The one factor that differentiates Sheninger from the vast majority of his colleagues is that he has personally stepped into the virtual world to envision the future of education. He says, “I stress the fact that this phenomenon [social media] is not going away and is a major component in the lives of today’s society.” This perspective from rather than into social networks is unique, and the insights that it provides challenge mainstream thought.
Here are a few excerpts from his article:
“As educational leaders we should be modeling, supporting, and collaborating with our respective staffs to create a vibrant school culture that fosters risk-taking and innovation.”

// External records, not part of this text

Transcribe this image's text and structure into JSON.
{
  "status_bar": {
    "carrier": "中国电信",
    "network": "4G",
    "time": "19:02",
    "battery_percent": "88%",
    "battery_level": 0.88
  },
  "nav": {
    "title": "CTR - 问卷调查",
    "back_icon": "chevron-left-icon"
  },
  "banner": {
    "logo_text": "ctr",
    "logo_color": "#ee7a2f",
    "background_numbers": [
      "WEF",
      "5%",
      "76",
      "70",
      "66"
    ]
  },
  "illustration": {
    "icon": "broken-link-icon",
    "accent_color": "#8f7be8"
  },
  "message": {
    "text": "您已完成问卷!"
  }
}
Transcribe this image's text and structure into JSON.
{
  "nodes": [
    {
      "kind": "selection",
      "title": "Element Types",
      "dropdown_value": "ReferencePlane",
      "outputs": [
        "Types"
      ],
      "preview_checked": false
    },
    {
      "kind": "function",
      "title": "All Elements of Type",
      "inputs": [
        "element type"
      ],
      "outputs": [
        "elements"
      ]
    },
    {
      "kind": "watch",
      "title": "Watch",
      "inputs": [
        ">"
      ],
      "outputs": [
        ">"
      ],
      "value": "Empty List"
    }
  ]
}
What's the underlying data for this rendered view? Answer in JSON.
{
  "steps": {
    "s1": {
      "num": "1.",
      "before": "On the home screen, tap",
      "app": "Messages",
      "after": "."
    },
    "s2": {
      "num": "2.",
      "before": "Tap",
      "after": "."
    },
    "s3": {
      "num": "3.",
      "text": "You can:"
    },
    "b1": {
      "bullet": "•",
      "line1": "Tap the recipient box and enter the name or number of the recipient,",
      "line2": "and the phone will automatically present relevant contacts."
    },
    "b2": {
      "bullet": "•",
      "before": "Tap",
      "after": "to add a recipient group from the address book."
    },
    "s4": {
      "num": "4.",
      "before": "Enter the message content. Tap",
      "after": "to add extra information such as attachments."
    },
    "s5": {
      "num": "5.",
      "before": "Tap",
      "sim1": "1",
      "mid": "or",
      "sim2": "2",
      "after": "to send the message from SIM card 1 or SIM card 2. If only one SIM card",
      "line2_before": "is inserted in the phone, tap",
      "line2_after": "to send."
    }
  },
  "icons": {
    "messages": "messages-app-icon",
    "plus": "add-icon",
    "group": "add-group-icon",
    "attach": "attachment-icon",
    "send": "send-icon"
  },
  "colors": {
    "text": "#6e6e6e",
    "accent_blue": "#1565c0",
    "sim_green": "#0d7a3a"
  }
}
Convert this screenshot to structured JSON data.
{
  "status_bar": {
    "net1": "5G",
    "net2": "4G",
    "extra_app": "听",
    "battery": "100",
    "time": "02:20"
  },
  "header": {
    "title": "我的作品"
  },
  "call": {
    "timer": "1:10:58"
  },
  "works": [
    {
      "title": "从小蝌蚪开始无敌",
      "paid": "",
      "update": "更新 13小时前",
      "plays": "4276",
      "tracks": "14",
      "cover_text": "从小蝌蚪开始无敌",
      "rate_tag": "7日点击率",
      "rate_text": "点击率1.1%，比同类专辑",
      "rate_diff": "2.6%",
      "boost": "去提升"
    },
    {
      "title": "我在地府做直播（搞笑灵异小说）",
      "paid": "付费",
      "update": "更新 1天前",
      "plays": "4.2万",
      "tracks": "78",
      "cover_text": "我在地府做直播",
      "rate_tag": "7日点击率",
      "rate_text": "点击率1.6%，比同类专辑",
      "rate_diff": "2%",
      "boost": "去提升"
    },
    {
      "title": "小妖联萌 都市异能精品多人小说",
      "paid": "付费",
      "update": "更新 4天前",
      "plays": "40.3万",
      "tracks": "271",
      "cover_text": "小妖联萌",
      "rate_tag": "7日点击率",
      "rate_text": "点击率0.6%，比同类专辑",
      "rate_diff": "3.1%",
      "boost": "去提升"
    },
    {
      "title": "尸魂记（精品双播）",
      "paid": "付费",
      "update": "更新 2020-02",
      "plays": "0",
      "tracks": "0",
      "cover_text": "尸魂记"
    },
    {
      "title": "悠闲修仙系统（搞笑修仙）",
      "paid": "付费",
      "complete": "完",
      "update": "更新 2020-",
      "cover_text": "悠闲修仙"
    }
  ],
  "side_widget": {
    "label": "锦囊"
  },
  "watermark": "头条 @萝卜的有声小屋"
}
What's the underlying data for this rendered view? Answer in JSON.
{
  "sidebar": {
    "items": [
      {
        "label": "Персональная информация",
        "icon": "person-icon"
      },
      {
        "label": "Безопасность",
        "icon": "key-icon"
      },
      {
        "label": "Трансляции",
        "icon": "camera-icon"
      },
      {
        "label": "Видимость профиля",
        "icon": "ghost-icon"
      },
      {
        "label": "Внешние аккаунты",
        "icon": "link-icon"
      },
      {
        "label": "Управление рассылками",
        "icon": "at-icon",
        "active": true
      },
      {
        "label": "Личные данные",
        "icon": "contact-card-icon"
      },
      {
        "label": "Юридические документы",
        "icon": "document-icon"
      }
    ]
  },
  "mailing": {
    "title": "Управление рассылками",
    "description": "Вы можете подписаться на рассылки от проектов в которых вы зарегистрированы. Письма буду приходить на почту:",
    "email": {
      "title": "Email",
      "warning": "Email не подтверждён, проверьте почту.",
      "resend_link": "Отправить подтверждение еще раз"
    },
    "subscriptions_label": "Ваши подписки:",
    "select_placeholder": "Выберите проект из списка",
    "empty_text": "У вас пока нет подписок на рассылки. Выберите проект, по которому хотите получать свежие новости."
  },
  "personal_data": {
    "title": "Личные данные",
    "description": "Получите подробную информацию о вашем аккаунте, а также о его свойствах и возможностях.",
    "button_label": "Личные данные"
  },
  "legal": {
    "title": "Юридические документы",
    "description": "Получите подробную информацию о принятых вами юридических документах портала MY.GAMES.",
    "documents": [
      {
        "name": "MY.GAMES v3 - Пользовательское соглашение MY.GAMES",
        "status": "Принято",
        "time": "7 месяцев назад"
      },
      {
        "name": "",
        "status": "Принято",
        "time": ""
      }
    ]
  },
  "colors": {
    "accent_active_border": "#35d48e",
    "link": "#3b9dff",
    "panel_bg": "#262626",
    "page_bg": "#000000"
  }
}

“I have now become an advocate of empowering educators to effectively integrate technology combined with best instructional practices.”
“It is depressing when I look around in my own state and others and notice the lack of an administrative presence in the world of social media and other areas of educational technology leadership for that matter.”
“I have so much to learn about educational leadership and facilitating sustainable change. What better way to learn than from experienced leaders in the trenches that can share their knowledge, strategies, successes, and failures?”
Sheninger lists “five facets of social media that truly assist educational leaders to become more effective and efficient, and the first is “Communication: Effective communication is one of the most important characteristics associated with successful leaders. Social media provides free tools to enhance public relations, celebrate student/staff accomplishments, and keep all stakeholders informed 24/7. Blogging is one of the best tools available to aid in communication.”
Third is “Professional Development/Growth: Educators now have access to relevant, meaningful resources that are available as needed. We can now connect with experts in a variety of fields of study, pick their brains, strategize, and receive feedback like never before. The best of all is that we can do this from our office, home, or on the go with mobile devices during times that are convenient for us.”
Fifth is “Collaboration: This is such an exciting time to be in education as we now have the ability to connect on a global scale. This not only does wonders for our own learning but also really sets the stage for developing authentic experiences for our students.”